Published Dec 16, 2010
deluded
10 Posts
i was lucky enough to be accepted into a critical care internship following graduation two years ago and then hired to work in a unit that recovers two to three open heart cases each day. over the last year i've cared for a handful of patients who returned from surgery with shocked or paralyzed hemidiaphragms; these always seem to evolve into cases with multiple additional complications. this last week i had the same patient every day; the case involves a right-side elevated diaphragm to the mid-cardiac outline on cxr with the swan tip in that same side, of course. it is a very complicated case that has motivated me to study/research for several hours each night after my shift. the md continued to use the pad as a principle indication of fluid volume status, and with my lack of experience i kept my misgivings to myself (this is a doctor who i respect highly and who i generally am not afraid to prompt for bedside education, but with the delicate nature of the case i didn't feel comfortable taxing that relationship). i can not find information on how this particular pulmonary issue affects the reliability of the swan-ganz pressures or if the readings are useful at all. i can theorize on what the increased density of the pulmonary vasculature/tissue does to the pressures, but i'd like to hear what better educated/experienced nurses have seen or done in this not-too-infrequent set of circumstances. direction to any reference materials addressing this would be greatly appreciated, too.
thank you for your help, v
Biffbradford
1,097 Posts
Unless theories have changed in the 18 months since I last worked in CVICU, we never worried about a paralyzed diaphram affecting swan readings. It certainly was a problem when weaning from the vent. however.
thank you for the reply,
my thinking is that confining the lung to half of its normal volume must change the flow of blood through it (and so the pressures)... not to mention that with the vq mismatch there is sure to be secondary chemical effects on the pulmonary vascularity of that side, too.
aCRNAhopeful
261 Posts
thank you for the reply,my thinking is that confining the lung to half of its normal volume must change the flow of blood through it (and so the pressures)... not to mention that with the vq mismatch there is sure to be secondary chemical effects on the pulmonary vascularity of that side, too.
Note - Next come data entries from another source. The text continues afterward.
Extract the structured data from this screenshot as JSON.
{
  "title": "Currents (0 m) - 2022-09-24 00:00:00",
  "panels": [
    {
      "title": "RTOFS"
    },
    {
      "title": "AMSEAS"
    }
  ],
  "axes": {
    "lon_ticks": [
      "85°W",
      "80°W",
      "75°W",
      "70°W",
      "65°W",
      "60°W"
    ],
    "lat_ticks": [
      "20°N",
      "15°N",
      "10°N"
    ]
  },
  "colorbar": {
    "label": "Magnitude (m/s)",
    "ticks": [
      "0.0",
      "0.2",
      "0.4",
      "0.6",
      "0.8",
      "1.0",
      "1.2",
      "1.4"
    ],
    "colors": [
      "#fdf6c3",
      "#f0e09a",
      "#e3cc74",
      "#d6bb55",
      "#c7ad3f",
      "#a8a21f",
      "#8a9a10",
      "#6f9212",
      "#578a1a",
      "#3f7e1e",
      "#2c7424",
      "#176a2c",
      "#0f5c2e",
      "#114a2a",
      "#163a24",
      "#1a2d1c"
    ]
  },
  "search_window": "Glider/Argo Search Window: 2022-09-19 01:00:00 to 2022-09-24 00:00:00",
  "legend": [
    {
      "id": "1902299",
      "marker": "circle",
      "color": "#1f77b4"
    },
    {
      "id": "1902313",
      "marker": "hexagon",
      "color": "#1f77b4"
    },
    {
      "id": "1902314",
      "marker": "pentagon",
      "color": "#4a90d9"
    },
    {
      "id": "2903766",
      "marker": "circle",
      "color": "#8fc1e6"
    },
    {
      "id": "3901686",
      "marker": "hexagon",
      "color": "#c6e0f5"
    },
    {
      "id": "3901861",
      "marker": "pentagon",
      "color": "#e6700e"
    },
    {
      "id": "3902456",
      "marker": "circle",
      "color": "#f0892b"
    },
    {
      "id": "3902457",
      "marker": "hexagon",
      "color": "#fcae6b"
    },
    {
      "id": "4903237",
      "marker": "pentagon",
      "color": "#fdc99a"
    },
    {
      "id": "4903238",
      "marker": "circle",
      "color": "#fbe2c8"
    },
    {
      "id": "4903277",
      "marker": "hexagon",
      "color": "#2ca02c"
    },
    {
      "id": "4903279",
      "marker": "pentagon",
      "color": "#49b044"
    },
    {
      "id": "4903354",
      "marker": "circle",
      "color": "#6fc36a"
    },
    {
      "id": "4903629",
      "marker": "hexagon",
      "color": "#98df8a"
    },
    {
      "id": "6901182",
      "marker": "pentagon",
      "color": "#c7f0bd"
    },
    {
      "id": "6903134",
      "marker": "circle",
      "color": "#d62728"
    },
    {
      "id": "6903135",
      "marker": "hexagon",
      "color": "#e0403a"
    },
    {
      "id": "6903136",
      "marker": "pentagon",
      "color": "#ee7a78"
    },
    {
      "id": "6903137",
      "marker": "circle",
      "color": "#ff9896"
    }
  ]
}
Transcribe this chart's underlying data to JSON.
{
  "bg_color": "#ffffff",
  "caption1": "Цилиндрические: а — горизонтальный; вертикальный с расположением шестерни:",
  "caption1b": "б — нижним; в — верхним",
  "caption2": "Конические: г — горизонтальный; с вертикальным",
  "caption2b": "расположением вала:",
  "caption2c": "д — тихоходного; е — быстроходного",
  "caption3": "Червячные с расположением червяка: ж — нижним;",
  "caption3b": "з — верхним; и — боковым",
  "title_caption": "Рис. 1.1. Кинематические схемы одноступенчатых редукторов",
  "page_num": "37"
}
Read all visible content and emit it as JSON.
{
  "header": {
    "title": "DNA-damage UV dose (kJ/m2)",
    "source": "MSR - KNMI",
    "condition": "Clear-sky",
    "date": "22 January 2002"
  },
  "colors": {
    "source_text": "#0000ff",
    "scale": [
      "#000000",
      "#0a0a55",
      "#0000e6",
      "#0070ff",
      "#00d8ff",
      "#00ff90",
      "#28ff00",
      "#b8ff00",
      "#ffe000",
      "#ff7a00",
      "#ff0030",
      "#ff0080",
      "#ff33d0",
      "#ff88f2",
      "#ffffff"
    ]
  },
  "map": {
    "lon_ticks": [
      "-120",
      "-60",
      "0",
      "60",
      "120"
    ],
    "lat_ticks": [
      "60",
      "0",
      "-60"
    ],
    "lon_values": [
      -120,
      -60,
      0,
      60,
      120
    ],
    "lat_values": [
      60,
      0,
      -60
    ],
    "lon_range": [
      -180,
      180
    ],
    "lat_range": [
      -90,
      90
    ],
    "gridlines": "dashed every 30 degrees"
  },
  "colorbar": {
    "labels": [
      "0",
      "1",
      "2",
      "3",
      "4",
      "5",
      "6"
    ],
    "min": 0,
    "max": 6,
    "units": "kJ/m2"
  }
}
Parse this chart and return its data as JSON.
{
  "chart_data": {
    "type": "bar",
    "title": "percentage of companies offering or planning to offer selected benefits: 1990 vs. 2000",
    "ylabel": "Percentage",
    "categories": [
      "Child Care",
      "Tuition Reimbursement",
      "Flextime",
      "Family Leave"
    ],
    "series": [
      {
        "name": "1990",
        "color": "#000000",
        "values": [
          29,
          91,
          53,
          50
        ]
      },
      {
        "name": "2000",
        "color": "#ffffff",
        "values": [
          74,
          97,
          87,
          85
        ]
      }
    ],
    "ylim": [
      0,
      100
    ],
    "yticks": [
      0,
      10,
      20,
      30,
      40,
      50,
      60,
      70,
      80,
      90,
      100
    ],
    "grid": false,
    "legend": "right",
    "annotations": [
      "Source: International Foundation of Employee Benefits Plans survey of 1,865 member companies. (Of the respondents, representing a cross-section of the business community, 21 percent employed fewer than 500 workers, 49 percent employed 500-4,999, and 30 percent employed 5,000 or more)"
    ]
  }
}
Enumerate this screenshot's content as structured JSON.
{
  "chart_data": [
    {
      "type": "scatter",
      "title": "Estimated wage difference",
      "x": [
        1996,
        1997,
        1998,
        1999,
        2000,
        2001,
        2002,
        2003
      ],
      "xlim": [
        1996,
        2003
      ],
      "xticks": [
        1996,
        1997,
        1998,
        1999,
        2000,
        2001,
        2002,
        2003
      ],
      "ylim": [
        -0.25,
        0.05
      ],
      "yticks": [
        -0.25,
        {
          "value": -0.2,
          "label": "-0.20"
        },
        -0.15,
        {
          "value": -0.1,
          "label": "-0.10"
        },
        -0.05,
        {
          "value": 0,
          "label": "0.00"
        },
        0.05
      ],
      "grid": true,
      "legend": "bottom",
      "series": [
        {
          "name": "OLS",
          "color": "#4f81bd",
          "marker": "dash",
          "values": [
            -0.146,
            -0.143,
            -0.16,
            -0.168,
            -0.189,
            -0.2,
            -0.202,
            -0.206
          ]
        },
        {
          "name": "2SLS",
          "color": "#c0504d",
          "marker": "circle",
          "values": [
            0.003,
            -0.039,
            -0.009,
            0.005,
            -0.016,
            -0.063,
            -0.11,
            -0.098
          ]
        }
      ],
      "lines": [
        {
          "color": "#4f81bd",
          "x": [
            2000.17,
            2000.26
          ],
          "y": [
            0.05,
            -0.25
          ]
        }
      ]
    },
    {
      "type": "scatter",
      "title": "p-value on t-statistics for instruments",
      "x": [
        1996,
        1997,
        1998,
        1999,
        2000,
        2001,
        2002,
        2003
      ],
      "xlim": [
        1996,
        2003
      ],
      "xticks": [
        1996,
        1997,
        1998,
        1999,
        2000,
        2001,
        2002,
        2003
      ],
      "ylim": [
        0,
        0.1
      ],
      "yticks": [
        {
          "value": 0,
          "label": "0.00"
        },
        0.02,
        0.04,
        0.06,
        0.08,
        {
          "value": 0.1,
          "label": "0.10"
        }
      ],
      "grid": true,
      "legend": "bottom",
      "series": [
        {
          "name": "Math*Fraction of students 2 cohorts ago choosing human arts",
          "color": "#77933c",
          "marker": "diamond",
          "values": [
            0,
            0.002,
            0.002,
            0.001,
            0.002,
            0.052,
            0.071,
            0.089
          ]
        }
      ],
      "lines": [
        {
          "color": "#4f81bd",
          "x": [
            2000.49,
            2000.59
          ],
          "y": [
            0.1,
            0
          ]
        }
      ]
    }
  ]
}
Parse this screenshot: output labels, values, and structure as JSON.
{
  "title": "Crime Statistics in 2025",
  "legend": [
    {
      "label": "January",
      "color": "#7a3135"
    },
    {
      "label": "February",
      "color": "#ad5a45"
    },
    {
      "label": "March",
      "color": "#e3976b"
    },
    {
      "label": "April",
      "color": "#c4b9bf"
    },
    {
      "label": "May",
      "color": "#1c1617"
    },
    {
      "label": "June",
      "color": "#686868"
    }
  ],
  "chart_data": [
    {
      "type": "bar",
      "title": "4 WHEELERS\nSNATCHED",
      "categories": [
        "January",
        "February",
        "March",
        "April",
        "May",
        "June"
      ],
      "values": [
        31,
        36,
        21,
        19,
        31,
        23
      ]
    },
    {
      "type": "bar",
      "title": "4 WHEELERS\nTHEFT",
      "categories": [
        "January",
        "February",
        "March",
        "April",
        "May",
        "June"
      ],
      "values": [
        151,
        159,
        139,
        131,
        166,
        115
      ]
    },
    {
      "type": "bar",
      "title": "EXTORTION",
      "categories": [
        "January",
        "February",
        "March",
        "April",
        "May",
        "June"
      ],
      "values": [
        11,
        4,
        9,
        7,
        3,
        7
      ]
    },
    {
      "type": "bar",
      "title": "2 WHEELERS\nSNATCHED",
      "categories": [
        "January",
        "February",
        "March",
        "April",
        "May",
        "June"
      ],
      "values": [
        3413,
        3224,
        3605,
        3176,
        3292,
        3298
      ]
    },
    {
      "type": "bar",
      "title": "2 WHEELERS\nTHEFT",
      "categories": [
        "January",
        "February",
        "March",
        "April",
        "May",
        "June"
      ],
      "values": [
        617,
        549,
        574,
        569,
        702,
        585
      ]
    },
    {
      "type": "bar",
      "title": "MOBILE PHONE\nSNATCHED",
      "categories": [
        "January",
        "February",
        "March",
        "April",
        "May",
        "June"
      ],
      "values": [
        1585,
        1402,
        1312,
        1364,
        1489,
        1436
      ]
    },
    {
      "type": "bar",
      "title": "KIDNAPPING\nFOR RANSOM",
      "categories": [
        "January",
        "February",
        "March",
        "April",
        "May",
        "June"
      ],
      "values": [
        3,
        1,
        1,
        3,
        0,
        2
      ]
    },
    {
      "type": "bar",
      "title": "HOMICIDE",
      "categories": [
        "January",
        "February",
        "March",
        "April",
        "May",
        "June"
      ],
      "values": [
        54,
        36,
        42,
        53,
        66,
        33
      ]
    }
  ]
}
Certainly a good thought. I would still think that the effects on pressure would be negligible since not all pulmonary vasculature is perfused at once. Even if the lung is half its normal volume I'd still be inclined to think that there would be some "reserve" of non perfused vasculature that blood could flow through.
TakeBack
203 Posts
Diaphragmatic paralysis/paresis causes significant basilar atelectasis and lobar collapse. This increases the amount of non-ventilated lung. Compression of these segments can increase right heart afterload and thus give mild pulmonary hypertension, though the effects in unilateral diaphragmatic paralysis are probably minimal. If you are trending PADs it's probably reliable.
RN-ing, BSN, MSN, NP
79 Posts
Are you able to check a CVP? If so, does it support your PAD readings?